The Workshops Railway Museum in Ipswich, Queensland, where once the many steam engines were built and maintained, and now had only a handful of engines remaining.
However, in the quest for finding and experiencing old transportation methods, we came across the Mary Valley Rattler, which runs out of Gympie, Queensland, Australia.
The ride begins in Gympie at the old Gympie Railway station, and as can be seen below, is one of the relics of the past, and, nothing like the new more modern stations. Thankfully.
If you’re going to have a vintage train, then you have to have a vintage station.
The Class of engine, seen below, is the C17, a superheated upgrade to the C16 it was based on, and first run in 1903. This particular engine was built in 1951, although the first of its type was seen in 1920 and the last of 227 made in 1953. It was the most popular of the steam engines used by Queensland Railways.
The C designation meant it had four driving axels and 17 was the diameter of the cylinder, 17 inches. It is also known as a 4-8-0 steam locomotive
and nicknamed one of the “Brown Bombers” because of its livery, brown with green and red trimming.
Also, this engine was built in Maryborough, not far from Gympie by Walkers Limited, one of 138.
This photo was taken as the train returned from Amamoor, a trip that takes up to an hour.
The locomotive is detached from the carriages, then driven to the huge turntable to turn around for the return journey to Amamoor.

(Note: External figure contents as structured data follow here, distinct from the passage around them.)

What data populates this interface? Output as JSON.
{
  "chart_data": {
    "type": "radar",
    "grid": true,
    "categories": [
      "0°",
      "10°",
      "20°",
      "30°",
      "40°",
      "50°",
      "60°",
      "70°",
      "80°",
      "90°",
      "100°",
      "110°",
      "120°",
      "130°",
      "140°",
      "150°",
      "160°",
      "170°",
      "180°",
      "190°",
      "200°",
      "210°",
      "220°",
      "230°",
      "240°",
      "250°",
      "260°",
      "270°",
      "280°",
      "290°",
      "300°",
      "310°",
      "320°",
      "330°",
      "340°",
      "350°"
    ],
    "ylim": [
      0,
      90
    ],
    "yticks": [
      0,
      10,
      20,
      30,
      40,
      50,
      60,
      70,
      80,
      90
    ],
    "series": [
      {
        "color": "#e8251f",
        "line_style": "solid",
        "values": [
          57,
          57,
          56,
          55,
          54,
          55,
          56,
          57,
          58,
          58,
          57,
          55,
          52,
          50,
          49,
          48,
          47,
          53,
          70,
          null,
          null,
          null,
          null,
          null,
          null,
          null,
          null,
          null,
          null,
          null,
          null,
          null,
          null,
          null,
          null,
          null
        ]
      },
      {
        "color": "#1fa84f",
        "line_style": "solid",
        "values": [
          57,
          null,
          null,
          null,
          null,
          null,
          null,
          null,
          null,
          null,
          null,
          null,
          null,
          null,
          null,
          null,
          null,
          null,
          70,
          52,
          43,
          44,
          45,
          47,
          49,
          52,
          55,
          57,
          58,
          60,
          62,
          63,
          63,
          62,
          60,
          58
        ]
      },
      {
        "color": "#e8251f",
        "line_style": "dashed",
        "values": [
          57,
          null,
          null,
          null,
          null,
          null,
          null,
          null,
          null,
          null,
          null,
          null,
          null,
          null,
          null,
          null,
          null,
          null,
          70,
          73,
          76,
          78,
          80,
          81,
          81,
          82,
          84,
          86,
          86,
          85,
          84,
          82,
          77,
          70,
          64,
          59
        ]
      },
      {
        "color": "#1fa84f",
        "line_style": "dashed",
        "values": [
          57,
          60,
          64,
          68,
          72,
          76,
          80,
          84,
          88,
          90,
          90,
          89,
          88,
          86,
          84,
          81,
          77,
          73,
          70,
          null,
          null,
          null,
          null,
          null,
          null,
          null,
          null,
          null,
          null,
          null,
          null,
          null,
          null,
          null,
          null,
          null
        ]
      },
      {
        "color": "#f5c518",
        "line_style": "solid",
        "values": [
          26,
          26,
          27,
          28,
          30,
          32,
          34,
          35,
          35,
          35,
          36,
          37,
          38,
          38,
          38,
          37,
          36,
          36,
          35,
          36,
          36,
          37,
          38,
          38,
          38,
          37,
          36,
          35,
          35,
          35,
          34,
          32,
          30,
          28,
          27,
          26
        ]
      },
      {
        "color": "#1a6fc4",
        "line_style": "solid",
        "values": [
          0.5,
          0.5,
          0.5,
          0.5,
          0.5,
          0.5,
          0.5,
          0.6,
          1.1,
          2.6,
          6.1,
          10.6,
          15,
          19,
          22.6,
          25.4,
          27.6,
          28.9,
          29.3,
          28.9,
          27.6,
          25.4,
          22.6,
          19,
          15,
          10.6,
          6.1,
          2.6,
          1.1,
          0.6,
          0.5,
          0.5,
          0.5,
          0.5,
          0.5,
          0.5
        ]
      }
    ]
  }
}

This is the locomotive heading down to the water station, and then taking on water. After that, it will switch lines, and reverse back to reconnect the carriages for the trip to Amamoor.
The carriages are completely restored and are extremely comfortable. It brings back, for me, many memories of riding in older trains in Melbourne when I was a child.
The trains, then, were called Red Rattlers.
This is the locomotive climbing one of the hilly parts of the line before crossing over the Mary River on a trestle bridge.
This is the engine at Amamoor near the picnic area where young children and excited parents and grandparents can get on the locomotive itself and look inside where the driver sits.
And, no, I didn’t volunteer to shovel coal.
This particular locomotive spent most of its working life between Townsville and Mount Isa and was based in Cloncurry, Charters Towers, and Townsville, before being sent, at the end of its useful days in the late 1960s, to the Ipswich Railway Workshops.